What made you write this book now?

I wrote the first draft for this book long back but had been busy with work and other

priorities. Around May 2020, I restarted this book again with a new focus to complete the

writing and editing to get it ready for publishing.


Why did this subject matter interest you?

My grandmother told me about some true-life incidents on the issue of infertility. From

those times to now, a woman’s worth is judged on their capacity to bear children. They

were blamed and shamed for something beyond their control. Between the couple, the

problem could lie with the man, but they would refuse to accept that fact. I felt it was unfair

to pin the blame on women for this condition and wrote a story on how this situation could

impact a woman's feelings, psyche, and family.


Why did you choose two women so many years apart?

The taboo surrounding infertility is as prevalent now as it was before. I felt using two

different time periods would make the story relevant through its comparisons from then to

now.


Why is this issue still touchy?

Perhaps because it's not really understood. People feel embarrassed or uncomfortable to

talk about their body and its problems, especially in front of others. For generations, society

believes that childbirth comes naturally to woman. Hence, there's a feeling that you're not

good enough because you can't do what comes easily to your family and friends.

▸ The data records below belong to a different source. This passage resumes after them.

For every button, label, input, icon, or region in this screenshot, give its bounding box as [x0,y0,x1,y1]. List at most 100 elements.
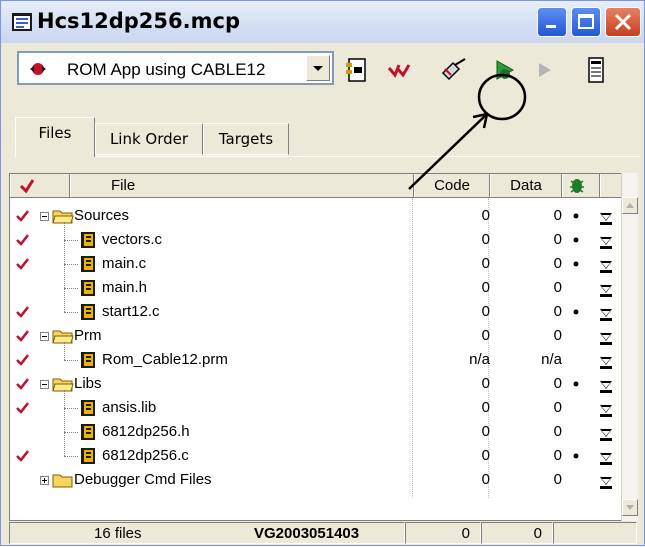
debug-dot-icon[interactable] [571,228,581,252]
run-button[interactable] [529,55,559,85]
check-icon[interactable] [16,228,30,255]
vertical-scrollbar[interactable] [621,173,638,521]
check-icon[interactable] [16,300,30,327]
folder-open-icon [52,328,74,344]
column-data[interactable]: Data [490,174,562,197]
file-row[interactable]: ansis.lib 0 0 [10,396,612,423]
file-row[interactable]: 6812dp256.h 0 0 [10,420,612,444]
project-info-button[interactable] [581,55,611,85]
source-file-icon [80,423,96,441]
dropdown-button[interactable] [306,55,330,81]
check-icon[interactable] [16,444,30,471]
project-window: Hcs12dp256.mcp ROM App using CABLE12 Fil… [0,0,645,546]
status-bar: 16 files VG2003051403 0 0 [9,522,638,546]
file-name: start12.c [102,303,160,320]
tree-connector [64,240,78,241]
collapse-icon[interactable] [40,212,49,221]
source-file-icon [80,279,96,297]
check-icon[interactable] [16,204,30,231]
close-button[interactable] [605,7,641,37]
target-menu-icon[interactable] [600,305,612,321]
file-row[interactable]: 6812dp256.c 0 0 [10,444,612,471]
target-menu-icon[interactable] [600,353,612,369]
chevron-down-icon [313,66,323,71]
status-summary: 16 files VG2003051403 [9,522,405,544]
code-size: 0 [481,303,490,320]
title-bar[interactable]: Hcs12dp256.mcp [1,1,644,43]
debug-dot-icon[interactable] [571,300,581,324]
file-name: Sources [74,207,130,224]
check-icon[interactable] [16,324,30,351]
folder-row[interactable]: Debugger Cmd Files 0 0 [10,468,612,492]
file-name: Rom_Cable12.prm [102,351,228,368]
target-menu-icon[interactable] [600,401,612,417]
maximize-button[interactable] [571,7,601,37]
code-size: n/a [469,351,490,368]
status-data-total: 0 [481,522,553,544]
tree-connector [64,288,78,289]
synchronize-check-icon [387,64,411,78]
minimize-button[interactable] [537,7,567,37]
check-icon[interactable] [16,348,30,375]
file-list[interactable]: File Code Data Sources 0 0 vectors.c 0 0 main.… [9,173,631,521]
tab-link-order[interactable]: Link Order [95,123,203,155]
source-file-icon [80,399,96,417]
scroll-down-button[interactable] [622,499,638,516]
data-size: 0 [553,447,562,464]
target-menu-icon[interactable] [600,257,612,273]
file-row[interactable]: main.h 0 0 [10,276,612,300]
chevron-up-icon [626,203,634,208]
file-count: 16 files [94,525,142,542]
make-button[interactable] [439,55,469,85]
expand-icon[interactable] [40,476,49,485]
column-code[interactable]: Code [414,174,490,197]
tab-targets[interactable]: Targets [203,123,289,155]
check-icon[interactable] [16,396,30,423]
file-row[interactable]: start12.c 0 0 [10,300,612,327]
target-select[interactable]: ROM App using CABLE12 [17,51,334,85]
check-icon [19,179,35,194]
synchronize-button[interactable] [385,55,415,85]
check-icon[interactable] [16,372,30,399]
column-file[interactable]: File [70,174,414,197]
status-extra [553,522,637,544]
folder-row[interactable]: Sources 0 0 [10,204,612,231]
tree-connector [64,312,78,313]
data-size: 0 [553,471,562,488]
file-name: main.c [102,255,147,272]
target-menu-icon[interactable] [600,209,612,225]
target-menu-icon[interactable] [600,329,612,345]
target-menu-icon[interactable] [600,449,612,465]
code-size: 0 [481,471,490,488]
target-menu-icon[interactable] [600,377,612,393]
chevron-down-icon [626,505,634,510]
target-menu-icon[interactable] [600,281,612,297]
debug-dot-icon[interactable] [571,204,581,228]
target-settings-button[interactable] [343,55,373,85]
file-name: Debugger Cmd Files [74,471,212,488]
tab-files[interactable]: Files [15,117,95,157]
debug-dot-icon[interactable] [571,372,581,396]
debug-button[interactable] [489,55,519,85]
code-size: 0 [481,231,490,248]
target-menu-icon[interactable] [600,473,612,489]
collapse-icon[interactable] [40,380,49,389]
tree-connector [64,264,78,265]
target-menu-icon[interactable] [600,233,612,249]
file-row[interactable]: vectors.c 0 0 [10,228,612,255]
file-row[interactable]: Rom_Cable12.prm n/a n/a [10,348,612,375]
collapse-icon[interactable] [40,332,49,341]
file-row[interactable]: main.c 0 0 [10,252,612,279]
debug-dot-icon[interactable] [571,444,581,468]
folder-row[interactable]: Prm 0 0 [10,324,612,351]
target-menu-icon[interactable] [600,425,612,441]
scroll-up-button[interactable] [622,197,638,214]
code-size: 0 [481,423,490,440]
check-icon[interactable] [16,252,30,279]
column-check[interactable] [10,174,70,197]
column-debug[interactable] [562,174,600,197]
folder-row[interactable]: Libs 0 0 [10,372,612,399]
window-title: Hcs12dp256.mcp [37,9,240,33]
debug-dot-icon[interactable] [571,252,581,276]
column-header: File Code Data [10,174,630,198]
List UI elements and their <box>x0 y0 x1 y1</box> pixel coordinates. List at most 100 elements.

Is it lack of thinking or understanding?

I would say it is lack of understanding. Many people do not realize difficulties surrounding

childbirth are rather common. Also, these issues are not the result of certain lifestyle

choices that a woman or man has made.


How does it affect modern women?

Since not many people openly speak about this topic, women with this problem suffer

alone. Their loneliness and sense ofshame, which is unjustified, is a heavy burden to carry.


Do you offer a solution?

Often such problems are caused by preconceived notions, laced in patriarchy. Therefore, a

straightforward solution seems elusive. I feel it would perhaps help to be honest with

yourself, as to what you really want? Then communicate it with your partner, family, or

friends or if you feel comfortable, speak to a therapist. It could help in easing the loneliness

and self-doubt. This is purely my view.


How can this problem be overcome?

To have a child or not, is a very personal decision. There's no right or wrong answer. The

best way to overcome this problem is communication and support from family and society

without judgement.


Did anyone else help you with bringing out this book?

I'm lucky to have the support and guidance from my husband Mahesh, my children Mithila

and Murli, and my son-in-law Ajay. Certain terms and content in my book had to be checked

and verified for accuracy. I'm grateful to Mithila, a clinical psychologist, Murli, a lawyer- intraining, and my sister-in-law Sumitra, a medical doctor, for their valuable advice. I have

received input from a few close friends on traditional Kerala architecture, as well as

feedback on the structure and pace of my story.